Toetsingskader verkeersbesluit
14. Uit vaste rechtspraakvan de Afdeling Bestuursrechtspraak van de Raad van State (ABRvS), de hoogte bestuursrechter in dit soort zaken, volgt dat het college beoordelingsruimte heeft bij de beantwoording van de vraag wat nodig is ter bescherming van de verkeersbelangen genoemd in artikel 2, eerste en tweede lid, van de WVW. Het college dient dit naar behoren te motiveren. Afhankelijk van de beroepsgronden gaat de bestuursrechter in op de vraag of de manier waarop het college van die beoordelingsruimte gebruik heeft gemaakt in overeenstemming is met het recht. Daarbij moet de bestuursrechter nagaan of het college redelijkerwijs de beoordelingsruimte op die manier heeft kunnen invullen. Nadat het college heeft vastgesteld wat naar zijn oordeel nodig is gelet op de betrokken verkeersbelangen, moet het de uitkomst van die beoordeling afwegen tegen de voor een of meer belanghebbenden nadelige gevolgen van het verkeersbesluit. Bij die afweging heeft het bestuursorgaan beleidsruimte. De bestuursrechter gaat niet na of hij in het concrete geval tot hetzelfde besluit zou zijn gekomen. De bestuursrechter beoordeelt aan de hand van de beroepsgronden of de (uitkomst van de) belangenafweging die ten grondslag ligt aan het besluit onevenredig is in verhouding tot de met dat besluit te dienen doelen, zoals bedoeld in artikel 3:4, tweede lid, van de Algemene wet bestuursrecht (Awb).

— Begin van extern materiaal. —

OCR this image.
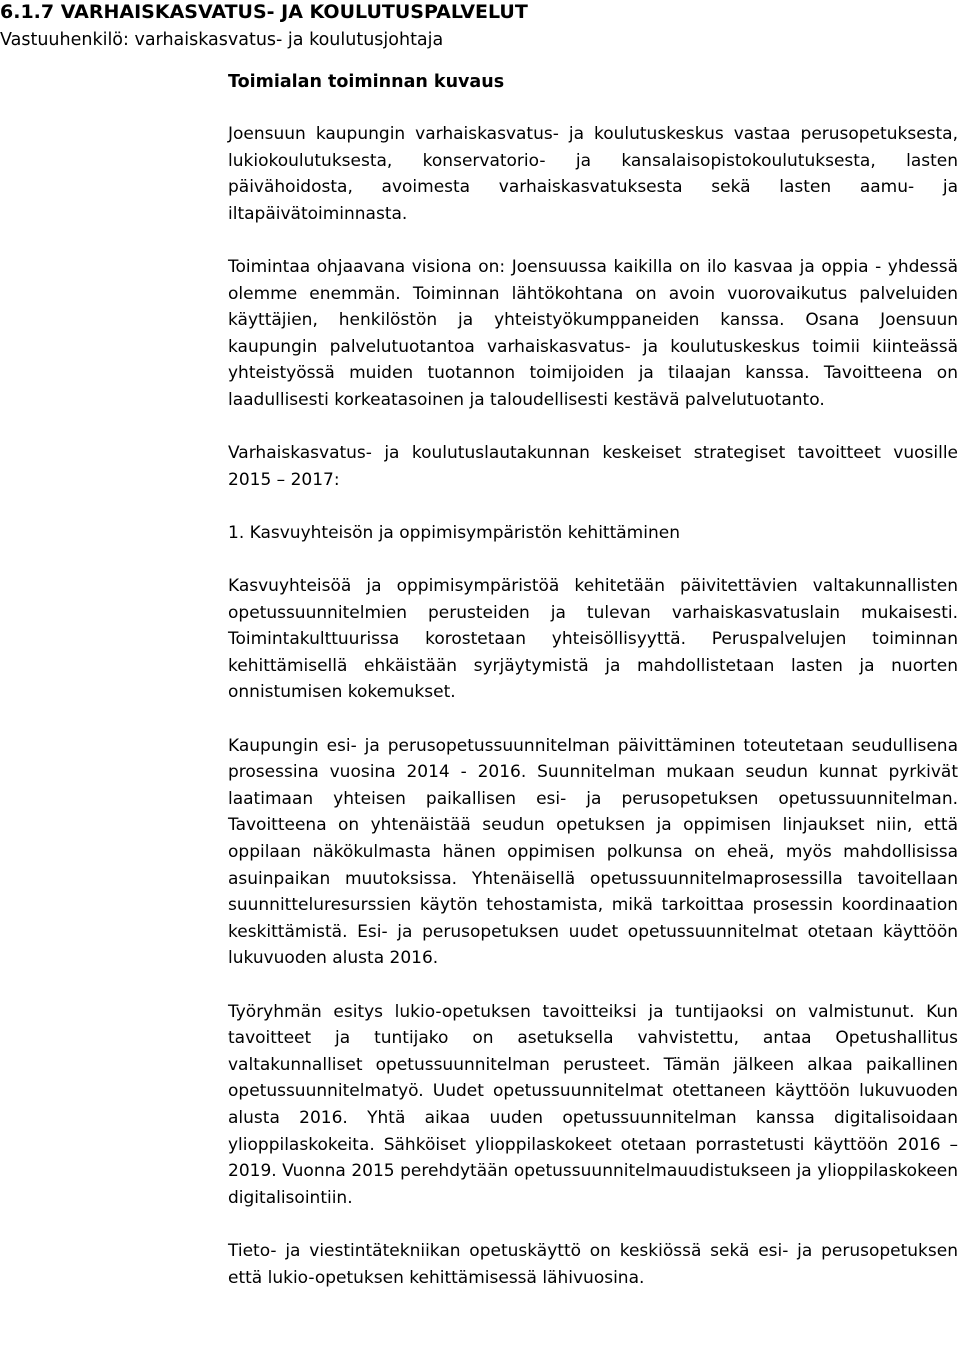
6.1.7 VARHAISKASVATUS- JA KOULUTUSPALVELUT

Vastuuhenkilö: varhaiskasvatus- ja koulutusjohtaja

Toimialan toiminnan kuvaus

Joensuun kaupungin varhaiskasvatus- ja koulutuskeskus vastaa perusopetuksesta, lukiokoulutuksesta, konservatorio- ja kansalaisopistokoulutuksesta, lasten päivähoidosta, avoimesta varhaiskasvatuksesta sekä lasten aamu- ja iltapäivätoiminnasta.

Toimintaa ohjaavana visiona on: Joensuussa kaikilla on ilo kasvaa ja oppia - yhdessä olemme enemmän. Toiminnan lähtökohtana on avoin vuorovaikutus palveluiden käyttäjien, henkilöstön ja yhteistyökumppaneiden kanssa. Osana Joensuun kaupungin palvelutuotantoa varhaiskasvatus- ja koulutuskeskus toimii kiinteässä yhteistyössä muiden tuotannon toimijoiden ja tilaajan kanssa. Tavoitteena on laadullisesti korkeatasoinen ja taloudellisesti kestävä palvelutuotanto.

Varhaiskasvatus- ja koulutuslautakunnan keskeiset strategiset tavoitteet vuosille 2015 – 2017:

1. Kasvuyhteisön ja oppimisympäristön kehittäminen

Kasvuyhteisöä ja oppimisympäristöä kehitetään päivitettävien valtakunnallisten opetussuunnitelmien perusteiden ja tulevan varhaiskasvatuslain mukaisesti. Toimintakulttuurissa korostetaan yhteisöllisyyttä. Peruspalvelujen toiminnan kehittämisellä ehkäistään syrjäytymistä ja mahdollistetaan lasten ja nuorten onnistumisen kokemukset.

Kaupungin esi- ja perusopetussuunnitelman päivittäminen toteutetaan seudullisena prosessina vuosina 2014 - 2016. Suunnitelman mukaan seudun kunnat pyrkivät laatimaan yhteisen paikallisen esi- ja perusopetuksen opetussuunnitelman. Tavoitteena on yhtenäistää seudun opetuksen ja oppimisen linjaukset niin, että oppilaan näkökulmasta hänen oppimisen polkunsa on eheä, myös mahdollisissa asuinpaikan muutoksissa. Yhtenäisellä opetussuunnitelmaprosessilla tavoitellaan suunnitteluresurssien käytön tehostamista, mikä tarkoittaa prosessin koordinaation keskittämistä. Esi- ja perusopetuksen uudet opetussuunnitelmat otetaan käyttöön lukuvuoden alusta 2016.

Työryhmän esitys lukio-opetuksen tavoitteiksi ja tuntijaoksi on valmistunut. Kun tavoitteet ja tuntijako on asetuksella vahvistettu, antaa Opetushallitus valtakunnalliset opetussuunnitelman perusteet. Tämän jälkeen alkaa paikallinen opetussuunnitelmatyö. Uudet opetussuunnitelmat otettaneen käyttöön lukuvuoden alusta 2016. Yhtä aikaa uuden opetussuunnitelman kanssa digitalisoidaan ylioppilaskokeita. Sähköiset ylioppilaskokeet otetaan porrastetusti käyttöön 2016 – 2019. Vuonna 2015 perehdytään opetussuunnitelmauudistukseen ja ylioppilaskokeen digitalisointiin.

Tieto- ja viestintätekniikan opetuskäyttö on keskiössä sekä esi- ja perusopetuksen että lukio-opetuksen kehittämisessä lähivuosina.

15. De rechtbank stelt voorop dat het college beoordelingsruimte heeft bij het nemen van een verkeersbesluit zoals hier aan de orde. Het belang dat het college met dit verkeersbesluit wil dienen, namelijk het waarborgen van voldoende doorgang bij calamiteiten voor de hulpdiensten, is een zwaarwegend belang. Dit is niet in geschil. De vraag die de rechtbank moet beantwoorden is of de nadelige gevolgen van het verkeersbesluit voor eiseres niet onevenredig zijn in verhouding tot het met het besluit te dienen doel. Eiseres heeft ter zitting toegelicht dat het parkeerverbod leidt tot ongemak voor haar bedrijfsvoering. Klanten die niet kunnen parkeren, zullen hun auto op straat neerzetten om te laden en lossen of voor de oprit van de overburen. Daardoor zal de verkeersonveiligheid volgens eiseres alleen maar toenemen. Met het aanleggen van parkeervakken worden volgens eiseres de gezamenlijke belangen van de toegankelijkheid en verkeersveiligheid gediend en wordt tevens tegemoetgekomen aan de bedrijfsmatige belangen van eiseres. Het college heeft volgens eiseres onvoldoende gemotiveerd waarom hij niet wil meewerken aan deze alternatieve oplossing. Daarbij wijst eiseres erop dat zij steun krijgt van haar buurtgenoten voor deze alternatieve oplossing, zoals blijkt uit de verzamelde handtekeningen.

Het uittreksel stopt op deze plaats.